Congress enacted the Employee Retirement Income Security Act of 1974 (ERISA) in order to “safeguard the pension expectations of American workers” and to “aid many millions of employees by making more adequate provision for their retirement needs.” For each employee benefit plan, the Act requires the designation of a fiduciary whose care must comport with minimum standards in the plan’s administration. In short, the Act holds fiduciaries to the objective standard of a “prudent man,” below which their performance constitutes a breach of fiduciary duty. ERISA authorizes a private right of action against the fiduciary, who is personally liable for the resulting losses. 

ERISA’s “governing federal policy” is to make fiduciaries responsible for their breaches. Considering the potential magnitude of such claims, the ability of a fiduciary to compensate fully beneficiaries of the mismanaged plan is far from assured. For example, in one prominent breach of fiduciary duty claim, plaintiffs sought over $500,000, calculated from losses to their retirement and health plans. The responsible fiduciary may thus be judgment proof. If so, does the Act limit the plaintiff to the damages available from the fiduciary, or may she expand the reach of her claim to related nonfiduciaries?

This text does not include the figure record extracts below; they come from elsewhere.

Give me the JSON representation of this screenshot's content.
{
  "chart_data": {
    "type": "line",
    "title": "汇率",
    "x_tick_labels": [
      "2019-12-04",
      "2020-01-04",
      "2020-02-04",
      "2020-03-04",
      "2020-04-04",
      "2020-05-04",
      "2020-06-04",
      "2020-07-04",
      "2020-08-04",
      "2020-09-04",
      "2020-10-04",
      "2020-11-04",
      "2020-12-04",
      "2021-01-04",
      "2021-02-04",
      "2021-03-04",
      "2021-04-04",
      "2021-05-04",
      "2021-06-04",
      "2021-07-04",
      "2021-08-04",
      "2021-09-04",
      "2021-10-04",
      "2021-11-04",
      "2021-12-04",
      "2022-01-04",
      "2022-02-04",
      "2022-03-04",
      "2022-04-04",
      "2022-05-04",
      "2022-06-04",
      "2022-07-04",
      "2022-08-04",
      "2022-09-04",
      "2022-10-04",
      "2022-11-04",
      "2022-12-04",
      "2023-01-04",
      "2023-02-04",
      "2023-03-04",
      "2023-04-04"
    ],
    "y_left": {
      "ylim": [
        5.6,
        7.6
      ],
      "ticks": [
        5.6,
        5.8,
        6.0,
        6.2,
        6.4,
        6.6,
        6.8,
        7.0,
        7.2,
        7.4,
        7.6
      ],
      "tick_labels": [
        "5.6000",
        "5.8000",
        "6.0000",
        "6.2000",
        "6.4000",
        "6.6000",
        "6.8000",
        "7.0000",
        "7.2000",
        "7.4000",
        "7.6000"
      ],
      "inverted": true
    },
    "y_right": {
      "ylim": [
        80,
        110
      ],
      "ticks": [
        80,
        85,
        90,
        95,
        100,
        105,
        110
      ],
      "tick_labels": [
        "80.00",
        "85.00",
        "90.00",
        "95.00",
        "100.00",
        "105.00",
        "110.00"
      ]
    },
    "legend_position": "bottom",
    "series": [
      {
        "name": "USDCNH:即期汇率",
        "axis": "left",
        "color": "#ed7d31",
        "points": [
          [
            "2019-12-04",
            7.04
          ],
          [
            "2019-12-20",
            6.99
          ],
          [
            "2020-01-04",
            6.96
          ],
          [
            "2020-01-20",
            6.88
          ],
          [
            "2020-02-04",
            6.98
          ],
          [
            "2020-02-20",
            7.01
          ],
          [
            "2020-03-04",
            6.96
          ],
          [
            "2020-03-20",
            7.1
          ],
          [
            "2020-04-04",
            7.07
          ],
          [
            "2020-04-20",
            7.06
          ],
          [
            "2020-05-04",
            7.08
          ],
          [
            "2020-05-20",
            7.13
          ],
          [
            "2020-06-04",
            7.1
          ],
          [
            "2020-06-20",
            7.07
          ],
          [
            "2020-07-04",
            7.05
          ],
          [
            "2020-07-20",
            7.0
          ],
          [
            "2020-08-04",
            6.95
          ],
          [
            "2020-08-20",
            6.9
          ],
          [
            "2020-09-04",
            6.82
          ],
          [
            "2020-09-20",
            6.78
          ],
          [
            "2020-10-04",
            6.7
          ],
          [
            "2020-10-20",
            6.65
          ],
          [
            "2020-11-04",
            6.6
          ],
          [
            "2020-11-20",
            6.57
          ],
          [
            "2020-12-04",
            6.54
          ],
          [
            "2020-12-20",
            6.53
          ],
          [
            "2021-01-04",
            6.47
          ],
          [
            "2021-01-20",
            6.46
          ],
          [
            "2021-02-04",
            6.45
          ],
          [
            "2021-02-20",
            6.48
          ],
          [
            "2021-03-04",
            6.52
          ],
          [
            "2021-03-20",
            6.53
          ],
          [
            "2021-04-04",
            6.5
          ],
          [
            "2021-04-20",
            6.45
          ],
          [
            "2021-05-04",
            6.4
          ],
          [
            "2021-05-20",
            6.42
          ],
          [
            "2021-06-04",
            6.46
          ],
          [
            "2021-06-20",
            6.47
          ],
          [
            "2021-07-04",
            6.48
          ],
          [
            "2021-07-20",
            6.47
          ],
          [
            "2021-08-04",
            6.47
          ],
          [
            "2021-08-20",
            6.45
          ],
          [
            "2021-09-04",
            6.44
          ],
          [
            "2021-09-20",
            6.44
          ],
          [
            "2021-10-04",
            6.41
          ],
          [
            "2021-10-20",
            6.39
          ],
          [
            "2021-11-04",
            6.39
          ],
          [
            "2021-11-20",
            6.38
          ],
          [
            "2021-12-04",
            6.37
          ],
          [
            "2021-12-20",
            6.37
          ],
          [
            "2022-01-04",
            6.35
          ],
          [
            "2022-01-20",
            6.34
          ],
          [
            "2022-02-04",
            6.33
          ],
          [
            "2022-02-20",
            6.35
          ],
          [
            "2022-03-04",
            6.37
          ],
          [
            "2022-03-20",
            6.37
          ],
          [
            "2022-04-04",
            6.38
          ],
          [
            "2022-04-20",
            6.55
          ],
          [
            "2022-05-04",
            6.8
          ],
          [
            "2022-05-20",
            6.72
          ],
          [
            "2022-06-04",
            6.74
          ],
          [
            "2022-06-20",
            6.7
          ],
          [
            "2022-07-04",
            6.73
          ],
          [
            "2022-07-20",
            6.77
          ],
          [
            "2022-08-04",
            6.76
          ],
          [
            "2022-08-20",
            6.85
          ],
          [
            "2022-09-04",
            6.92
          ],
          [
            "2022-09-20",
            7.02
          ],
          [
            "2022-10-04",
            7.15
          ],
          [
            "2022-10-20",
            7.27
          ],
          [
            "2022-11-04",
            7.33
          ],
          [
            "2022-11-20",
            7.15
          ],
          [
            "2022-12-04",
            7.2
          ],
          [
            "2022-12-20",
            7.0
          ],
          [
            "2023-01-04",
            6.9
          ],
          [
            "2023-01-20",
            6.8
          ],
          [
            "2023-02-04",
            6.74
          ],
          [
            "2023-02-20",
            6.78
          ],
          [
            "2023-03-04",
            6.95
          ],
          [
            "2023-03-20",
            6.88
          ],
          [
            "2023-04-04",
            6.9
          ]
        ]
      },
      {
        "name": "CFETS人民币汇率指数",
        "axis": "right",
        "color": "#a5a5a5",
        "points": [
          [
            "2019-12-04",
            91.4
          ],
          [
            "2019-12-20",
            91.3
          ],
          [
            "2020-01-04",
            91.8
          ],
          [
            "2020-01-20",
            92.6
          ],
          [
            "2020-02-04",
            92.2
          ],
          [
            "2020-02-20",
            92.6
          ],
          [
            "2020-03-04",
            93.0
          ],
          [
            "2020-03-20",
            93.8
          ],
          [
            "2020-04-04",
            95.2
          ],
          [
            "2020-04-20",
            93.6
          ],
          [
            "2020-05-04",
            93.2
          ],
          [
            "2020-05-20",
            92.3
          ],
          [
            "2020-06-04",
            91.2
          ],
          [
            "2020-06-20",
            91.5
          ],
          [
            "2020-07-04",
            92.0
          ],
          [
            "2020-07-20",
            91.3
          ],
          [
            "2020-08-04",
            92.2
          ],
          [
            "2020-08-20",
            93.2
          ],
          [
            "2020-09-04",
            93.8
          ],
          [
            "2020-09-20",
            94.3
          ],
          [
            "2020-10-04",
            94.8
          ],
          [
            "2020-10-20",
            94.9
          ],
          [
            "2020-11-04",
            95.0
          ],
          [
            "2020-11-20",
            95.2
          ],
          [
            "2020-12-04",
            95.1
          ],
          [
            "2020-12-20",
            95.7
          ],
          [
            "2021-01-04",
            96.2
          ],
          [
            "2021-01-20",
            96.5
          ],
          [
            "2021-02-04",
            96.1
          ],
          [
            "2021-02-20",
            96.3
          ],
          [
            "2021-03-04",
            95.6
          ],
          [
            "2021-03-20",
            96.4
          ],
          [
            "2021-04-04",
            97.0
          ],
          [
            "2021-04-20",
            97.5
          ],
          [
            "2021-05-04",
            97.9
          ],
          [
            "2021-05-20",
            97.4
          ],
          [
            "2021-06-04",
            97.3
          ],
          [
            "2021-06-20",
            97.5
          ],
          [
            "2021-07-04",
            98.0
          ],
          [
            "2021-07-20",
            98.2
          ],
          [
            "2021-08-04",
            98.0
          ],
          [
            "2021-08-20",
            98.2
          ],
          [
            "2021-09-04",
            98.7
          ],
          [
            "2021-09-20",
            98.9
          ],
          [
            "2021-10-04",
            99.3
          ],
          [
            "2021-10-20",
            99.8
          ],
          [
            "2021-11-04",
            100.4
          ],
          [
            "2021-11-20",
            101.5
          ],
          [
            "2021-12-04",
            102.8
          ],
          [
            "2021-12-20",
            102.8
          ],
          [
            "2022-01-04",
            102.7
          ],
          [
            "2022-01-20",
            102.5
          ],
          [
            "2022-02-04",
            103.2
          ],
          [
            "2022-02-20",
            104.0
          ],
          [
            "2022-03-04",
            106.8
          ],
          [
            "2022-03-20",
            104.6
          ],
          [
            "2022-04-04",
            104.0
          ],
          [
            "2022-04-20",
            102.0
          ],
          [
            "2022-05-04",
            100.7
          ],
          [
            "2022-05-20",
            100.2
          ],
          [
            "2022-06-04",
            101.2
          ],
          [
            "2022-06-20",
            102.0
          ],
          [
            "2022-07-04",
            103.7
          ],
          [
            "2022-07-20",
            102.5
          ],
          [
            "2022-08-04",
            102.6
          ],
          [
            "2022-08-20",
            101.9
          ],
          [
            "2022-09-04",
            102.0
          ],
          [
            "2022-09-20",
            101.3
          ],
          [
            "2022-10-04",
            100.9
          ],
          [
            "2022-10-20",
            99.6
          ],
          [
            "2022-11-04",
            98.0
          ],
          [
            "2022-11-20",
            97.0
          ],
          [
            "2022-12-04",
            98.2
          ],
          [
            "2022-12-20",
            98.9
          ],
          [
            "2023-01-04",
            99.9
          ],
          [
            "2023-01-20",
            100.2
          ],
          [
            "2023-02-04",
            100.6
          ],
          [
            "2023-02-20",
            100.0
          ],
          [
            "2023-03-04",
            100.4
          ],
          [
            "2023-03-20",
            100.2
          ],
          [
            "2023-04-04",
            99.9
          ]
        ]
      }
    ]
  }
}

This Comment analyzes the availability of the common law doctrine of respondeat superior to expand breach of duty claims beyond the fiduciary to reach affiliated nonfiduciaries. The Supreme Court, referring to ERISA as a “comprehensive statute,” has suggested that the Act—by explicitly providing for action against fiduciaries—precludes courts from inferring federal common law theories of liability, which would otherwise permit actions against nonfiduciaries for breach of fiduciary duty. The Court has not, however, addressed the availability of respondeat superior specifically, and lower courts disagree over the extent to which ERISA bars application of federal common law.